Parce que K. 423 est né d’un geste d’entraide professionnelle, on l’a parfois traité comme une musique de circonstance. Le dossier éditorial raconte une autre histoire : l’édition Artaria de 1792 indique que les duos entrèrent rapidement sur le marché posthume de la musique de chambre de Mozart, appréciés comme un répertoire attrayant pour amateurs avertis et professionnels.[3])

Aujourd’hui, la place du duo est solidement, quoique discrètement, établie. Il est un incontournable des duos violon–alto précisément parce qu’il rend l’alto indispensable : l’équilibre, la couleur et l’argument musical reposent sur l’initiative du second instrument. En ce sens, K. 423 annonce aussi l’attention ultérieure — célèbre et affectueuse — que Mozart portera à l’alto dans ses quatuors à cinq voix : des œuvres où les parties intermédiaires deviennent des protagonistes plutôt qu’un simple arrière-plan.

En somme, le Duo en sol majeur, K. 423 mérite l’attention non comme une curiosité en miniature, mais comme un essai concentré du style de musique de chambre de Mozart : élégant en surface, d’une vigilance structurelle en profondeur, et animé de bout en bout par le plaisir de deux esprits en conversation.

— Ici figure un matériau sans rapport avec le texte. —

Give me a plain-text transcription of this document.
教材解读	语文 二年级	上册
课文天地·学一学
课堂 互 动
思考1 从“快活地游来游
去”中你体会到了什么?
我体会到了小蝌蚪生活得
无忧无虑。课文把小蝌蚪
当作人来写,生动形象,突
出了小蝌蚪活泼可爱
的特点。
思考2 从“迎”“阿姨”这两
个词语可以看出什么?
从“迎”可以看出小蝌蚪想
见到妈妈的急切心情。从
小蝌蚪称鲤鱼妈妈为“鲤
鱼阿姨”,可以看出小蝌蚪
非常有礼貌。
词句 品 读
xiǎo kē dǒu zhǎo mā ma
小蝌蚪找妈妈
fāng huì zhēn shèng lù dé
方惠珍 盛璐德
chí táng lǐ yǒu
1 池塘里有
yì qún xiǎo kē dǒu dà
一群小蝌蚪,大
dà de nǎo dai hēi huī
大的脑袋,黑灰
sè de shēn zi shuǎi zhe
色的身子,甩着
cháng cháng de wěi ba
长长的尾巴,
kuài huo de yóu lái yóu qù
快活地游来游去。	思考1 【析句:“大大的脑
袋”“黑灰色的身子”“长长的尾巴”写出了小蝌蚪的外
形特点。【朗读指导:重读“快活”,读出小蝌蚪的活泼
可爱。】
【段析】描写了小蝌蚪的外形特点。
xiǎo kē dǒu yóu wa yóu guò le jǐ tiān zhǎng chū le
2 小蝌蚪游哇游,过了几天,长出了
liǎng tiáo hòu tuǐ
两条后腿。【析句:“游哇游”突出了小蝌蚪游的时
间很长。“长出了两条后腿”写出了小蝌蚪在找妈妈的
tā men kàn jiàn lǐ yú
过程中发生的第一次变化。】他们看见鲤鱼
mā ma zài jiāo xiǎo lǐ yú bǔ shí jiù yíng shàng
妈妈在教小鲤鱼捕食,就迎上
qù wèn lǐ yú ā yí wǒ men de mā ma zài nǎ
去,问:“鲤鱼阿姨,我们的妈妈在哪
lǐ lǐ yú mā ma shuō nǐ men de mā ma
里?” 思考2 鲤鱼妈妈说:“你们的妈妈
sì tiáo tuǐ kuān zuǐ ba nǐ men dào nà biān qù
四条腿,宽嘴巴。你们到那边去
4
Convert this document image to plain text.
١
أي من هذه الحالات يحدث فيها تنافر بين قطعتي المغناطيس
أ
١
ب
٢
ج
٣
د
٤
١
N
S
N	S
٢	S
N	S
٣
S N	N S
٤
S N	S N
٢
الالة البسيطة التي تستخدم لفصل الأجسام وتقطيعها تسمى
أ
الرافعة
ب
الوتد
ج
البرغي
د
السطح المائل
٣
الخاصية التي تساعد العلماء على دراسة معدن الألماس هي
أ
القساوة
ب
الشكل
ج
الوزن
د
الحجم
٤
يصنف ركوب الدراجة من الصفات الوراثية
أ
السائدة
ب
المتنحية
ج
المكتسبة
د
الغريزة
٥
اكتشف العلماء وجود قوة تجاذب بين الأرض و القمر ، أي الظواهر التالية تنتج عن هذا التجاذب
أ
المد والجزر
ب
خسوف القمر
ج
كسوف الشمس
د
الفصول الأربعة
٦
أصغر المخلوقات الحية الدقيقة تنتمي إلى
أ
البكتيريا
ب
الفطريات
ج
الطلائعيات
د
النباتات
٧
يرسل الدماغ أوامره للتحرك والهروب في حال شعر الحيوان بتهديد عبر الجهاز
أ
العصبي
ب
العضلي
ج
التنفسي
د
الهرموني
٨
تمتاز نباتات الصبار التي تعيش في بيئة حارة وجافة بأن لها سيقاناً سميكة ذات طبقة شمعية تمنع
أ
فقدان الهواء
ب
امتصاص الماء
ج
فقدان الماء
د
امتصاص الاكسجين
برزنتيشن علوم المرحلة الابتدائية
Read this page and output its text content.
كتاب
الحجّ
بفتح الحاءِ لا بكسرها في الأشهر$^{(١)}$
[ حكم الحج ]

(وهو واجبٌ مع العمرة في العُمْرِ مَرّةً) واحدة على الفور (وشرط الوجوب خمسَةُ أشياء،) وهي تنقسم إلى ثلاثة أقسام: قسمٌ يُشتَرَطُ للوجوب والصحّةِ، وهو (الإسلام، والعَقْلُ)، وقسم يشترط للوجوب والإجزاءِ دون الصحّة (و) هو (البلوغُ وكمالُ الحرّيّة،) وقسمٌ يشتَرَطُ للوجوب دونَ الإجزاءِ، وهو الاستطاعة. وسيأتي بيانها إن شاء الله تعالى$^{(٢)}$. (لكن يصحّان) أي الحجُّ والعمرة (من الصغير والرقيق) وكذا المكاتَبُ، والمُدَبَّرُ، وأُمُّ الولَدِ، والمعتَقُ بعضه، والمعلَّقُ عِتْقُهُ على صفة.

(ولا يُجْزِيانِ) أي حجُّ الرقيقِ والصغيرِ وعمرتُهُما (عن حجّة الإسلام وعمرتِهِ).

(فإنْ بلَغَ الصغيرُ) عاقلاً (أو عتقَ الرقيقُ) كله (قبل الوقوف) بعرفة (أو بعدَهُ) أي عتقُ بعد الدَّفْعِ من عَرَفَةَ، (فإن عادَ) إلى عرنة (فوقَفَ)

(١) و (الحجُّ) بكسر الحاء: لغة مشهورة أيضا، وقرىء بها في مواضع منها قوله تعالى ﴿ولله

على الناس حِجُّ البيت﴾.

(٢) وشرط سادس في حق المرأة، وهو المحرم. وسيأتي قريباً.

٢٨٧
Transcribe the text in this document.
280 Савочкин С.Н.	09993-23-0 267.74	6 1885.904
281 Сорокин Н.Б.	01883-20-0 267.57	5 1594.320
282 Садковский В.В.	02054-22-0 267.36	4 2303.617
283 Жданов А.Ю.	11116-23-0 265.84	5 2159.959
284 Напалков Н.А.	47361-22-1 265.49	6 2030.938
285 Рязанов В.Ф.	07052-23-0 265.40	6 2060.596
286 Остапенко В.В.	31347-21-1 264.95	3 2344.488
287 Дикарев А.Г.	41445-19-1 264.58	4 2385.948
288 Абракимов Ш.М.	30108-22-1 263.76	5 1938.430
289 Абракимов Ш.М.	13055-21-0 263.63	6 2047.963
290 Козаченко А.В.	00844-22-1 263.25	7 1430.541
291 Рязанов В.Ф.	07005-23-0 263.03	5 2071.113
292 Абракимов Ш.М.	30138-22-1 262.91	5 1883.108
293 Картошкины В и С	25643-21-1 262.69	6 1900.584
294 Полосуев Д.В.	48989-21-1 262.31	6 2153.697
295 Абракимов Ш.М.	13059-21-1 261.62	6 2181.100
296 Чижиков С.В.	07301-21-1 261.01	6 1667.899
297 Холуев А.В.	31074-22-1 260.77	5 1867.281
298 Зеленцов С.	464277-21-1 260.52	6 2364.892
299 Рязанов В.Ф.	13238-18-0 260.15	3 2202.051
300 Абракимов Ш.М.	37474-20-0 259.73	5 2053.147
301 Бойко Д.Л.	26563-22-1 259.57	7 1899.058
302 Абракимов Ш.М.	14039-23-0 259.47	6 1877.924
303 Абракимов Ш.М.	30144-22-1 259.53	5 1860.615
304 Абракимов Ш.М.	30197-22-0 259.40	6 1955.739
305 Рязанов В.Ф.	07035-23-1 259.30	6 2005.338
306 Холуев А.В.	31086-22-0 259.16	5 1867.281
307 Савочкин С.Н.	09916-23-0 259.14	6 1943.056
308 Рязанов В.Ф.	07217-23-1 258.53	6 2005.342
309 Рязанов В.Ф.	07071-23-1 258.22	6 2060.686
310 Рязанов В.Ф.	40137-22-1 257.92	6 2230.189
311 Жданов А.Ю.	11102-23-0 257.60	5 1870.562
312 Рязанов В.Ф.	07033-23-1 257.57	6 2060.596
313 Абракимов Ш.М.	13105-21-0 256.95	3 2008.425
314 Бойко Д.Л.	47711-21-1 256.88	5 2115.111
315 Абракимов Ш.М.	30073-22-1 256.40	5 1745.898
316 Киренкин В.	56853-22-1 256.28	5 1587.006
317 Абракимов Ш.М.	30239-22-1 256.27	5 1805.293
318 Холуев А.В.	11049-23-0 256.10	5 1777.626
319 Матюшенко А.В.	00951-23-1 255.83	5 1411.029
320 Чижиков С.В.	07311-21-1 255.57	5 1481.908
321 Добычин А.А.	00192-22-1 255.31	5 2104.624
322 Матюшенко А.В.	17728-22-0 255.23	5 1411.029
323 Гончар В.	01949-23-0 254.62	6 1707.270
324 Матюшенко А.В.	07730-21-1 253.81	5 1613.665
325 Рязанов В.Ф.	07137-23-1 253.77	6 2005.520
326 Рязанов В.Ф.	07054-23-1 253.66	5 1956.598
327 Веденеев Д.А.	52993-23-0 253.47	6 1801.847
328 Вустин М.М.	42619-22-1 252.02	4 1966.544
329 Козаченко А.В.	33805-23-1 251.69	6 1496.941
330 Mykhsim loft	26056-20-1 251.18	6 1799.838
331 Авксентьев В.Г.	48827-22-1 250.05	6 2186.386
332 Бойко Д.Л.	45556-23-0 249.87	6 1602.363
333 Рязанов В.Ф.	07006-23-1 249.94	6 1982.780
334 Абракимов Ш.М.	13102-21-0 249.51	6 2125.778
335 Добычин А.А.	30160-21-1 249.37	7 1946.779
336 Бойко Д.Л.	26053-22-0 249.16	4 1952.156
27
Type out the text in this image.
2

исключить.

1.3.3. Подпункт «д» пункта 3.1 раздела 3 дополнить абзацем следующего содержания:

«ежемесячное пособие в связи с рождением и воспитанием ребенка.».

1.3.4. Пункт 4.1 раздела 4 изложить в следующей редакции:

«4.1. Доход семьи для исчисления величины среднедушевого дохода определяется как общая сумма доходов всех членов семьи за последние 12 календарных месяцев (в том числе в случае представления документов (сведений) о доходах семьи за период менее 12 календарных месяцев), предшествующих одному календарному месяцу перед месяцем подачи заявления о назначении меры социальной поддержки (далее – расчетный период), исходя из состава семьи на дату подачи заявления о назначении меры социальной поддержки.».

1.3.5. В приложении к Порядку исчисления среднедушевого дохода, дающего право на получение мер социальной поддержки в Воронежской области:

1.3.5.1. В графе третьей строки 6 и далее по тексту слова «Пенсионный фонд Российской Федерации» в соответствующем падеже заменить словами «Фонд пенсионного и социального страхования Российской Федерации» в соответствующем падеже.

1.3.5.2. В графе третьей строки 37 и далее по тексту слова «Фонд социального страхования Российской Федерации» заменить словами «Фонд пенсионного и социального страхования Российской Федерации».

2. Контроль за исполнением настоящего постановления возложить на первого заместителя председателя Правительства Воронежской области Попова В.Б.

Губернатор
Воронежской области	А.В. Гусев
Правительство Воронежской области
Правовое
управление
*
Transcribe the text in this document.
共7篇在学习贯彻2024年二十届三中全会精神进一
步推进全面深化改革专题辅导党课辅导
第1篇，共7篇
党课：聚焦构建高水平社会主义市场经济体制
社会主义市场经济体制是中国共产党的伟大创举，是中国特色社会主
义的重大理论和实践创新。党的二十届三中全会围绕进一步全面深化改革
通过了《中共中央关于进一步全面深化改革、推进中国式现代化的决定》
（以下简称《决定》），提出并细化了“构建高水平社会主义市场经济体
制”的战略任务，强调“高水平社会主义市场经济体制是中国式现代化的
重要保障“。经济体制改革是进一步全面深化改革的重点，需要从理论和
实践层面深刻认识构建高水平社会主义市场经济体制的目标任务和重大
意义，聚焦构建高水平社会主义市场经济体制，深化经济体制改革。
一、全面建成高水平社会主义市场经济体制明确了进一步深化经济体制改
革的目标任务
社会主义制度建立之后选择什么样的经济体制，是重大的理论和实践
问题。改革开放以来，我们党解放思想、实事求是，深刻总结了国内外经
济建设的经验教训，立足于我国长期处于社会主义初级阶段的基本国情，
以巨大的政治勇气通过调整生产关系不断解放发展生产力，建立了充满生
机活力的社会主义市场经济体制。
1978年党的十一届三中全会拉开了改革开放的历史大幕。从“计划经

[1] Internationale Stiftung Mozarteum, Köchel-Verzeichnis entry for KV 423 (dating, instrumentation, movement list, autograph/source notes).

[2] Wikipedia: String Duo No. 1 (Mozart) — overview and context relating the duos to Michael Haydn’s incomplete commission (use as secondary reference).

[3] IMSLP: Duo for Violin and Viola, K. 423 — basic work data and first publication (Artaria, 1792).